The putting together of a description of work procedures, aids and materials
per revalidation product (in VISPRO) implies that within a discipline agreement
exists as to how a specific product should be used. In putting VISPRO together,
numerous discussions have been (and continue to be) held about methodology
and professional content. Through this interdisciplinary process a method
of description has evolved which makes it possible to record both the quality
and the norms for quality which should be maintained by the professional.
_ The development of policy.
The information which can be generated from the client monitoring system
can cover many aspects of the work being conducted in a revalidation institute.
This information can be extremely useful in developing effective short
and middle range policy. However, in all fairness, since the system has
only been operational since May of this year we have too little practical
experience to speak with certainty of real applicability.
The introduction of the client
monitoring system has also brought changes for the clients. One might bundle
these changes under the title; ‘client friendlyness'. Examples include:
_ The client now knows much
sooner when he/she will be called up for participation in revalidation.
_ The client can now make
or alter an appointment, even if the staff member in question is not present
at the moment.
_ With a view towards protecting
the privacy of the client only specific authorised personnel have access
to certain information.
From what I have told you so far it should be clear that the introduction of a client monitoring system brings far-ranging consequences. We have only just started on what will certainly be a long road. Before ending this presentation I would like to formulate a few recommendations recommendations which apply to ourselves in particular but may be important for you too.
5. Recommendations
_ Think before doing ! This
applies to both the setting up of the undertaking and to the incorporation
of further improvements. With the limited experience we now have with our
system I would dare to say it is impossible to think too much ! In particular,
thought should be invested in such questions as: which problems do we wish
to solve, what results do we want, and what are the standards and norms
to be applied to a solution.
_ Combine organisational
change with the other changes these are two sides of the same medal.
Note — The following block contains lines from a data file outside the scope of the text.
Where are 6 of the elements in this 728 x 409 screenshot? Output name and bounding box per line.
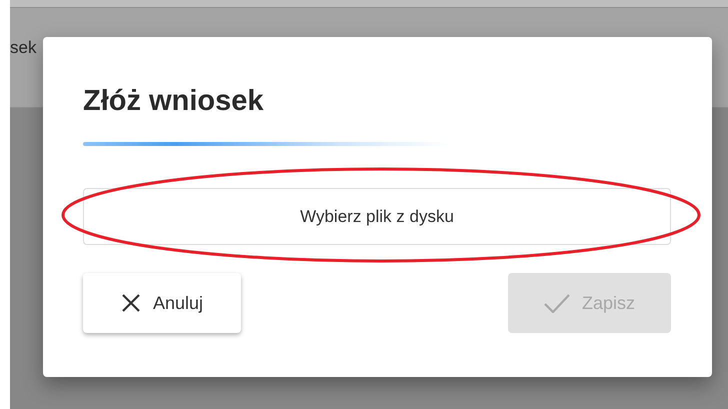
header-text: sek bbox=[10, 36, 36, 59]
choose-file-button[interactable]: Wybierz plik z dysku bbox=[83, 188, 671, 245]
dialog-title: Złóż wniosek bbox=[83, 84, 264, 119]
close-icon bbox=[120, 293, 141, 313]
cancel-button[interactable]: Anuluj bbox=[83, 273, 241, 333]
checkmark-icon bbox=[544, 293, 570, 313]
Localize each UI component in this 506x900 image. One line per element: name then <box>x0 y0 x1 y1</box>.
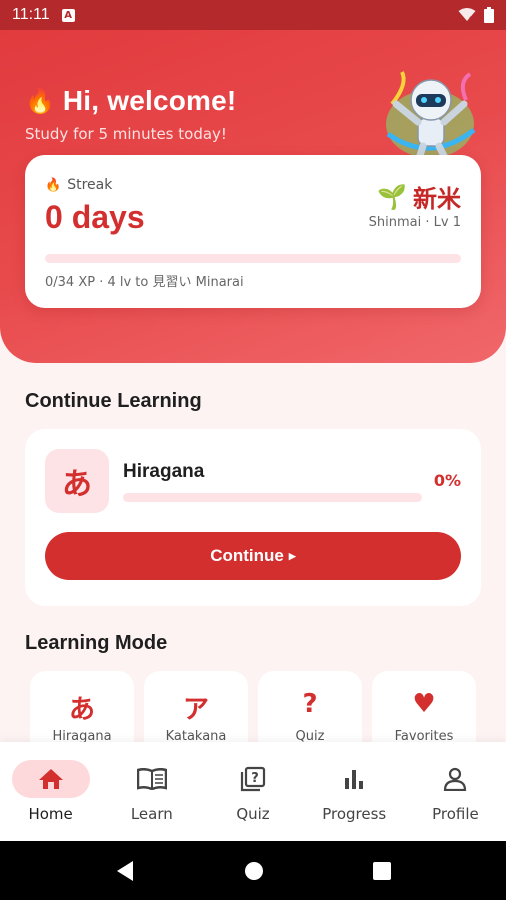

Quality
improvements in revalidation (including standards, result measurements
etc) cannot be seen as separate from the organisation of revalidation in
our facilities, schools and institutions.
_ Learn from other sectors.
It goes without saying, revalidation of the blind and the visually impaired
is a unique specialism with its own problems. This does not mean, however,
that we cannot learn from our colleagues in health care, in education,
and in other organisations for the handicapped. There is an ocean of experience
out there waiting to be tapped. The problems we have had to face in meeting
the changes in client requirements are not unique. A lot of headaches and
heartaches may be spared.
_ Make a system which can
also be used by the blind and the visually impaired. As a sector we have
a responsibility for setting an example. This is especially so in the matter
of integration. Integration is not served if we produce a system where
our own clients cannot feel welcome.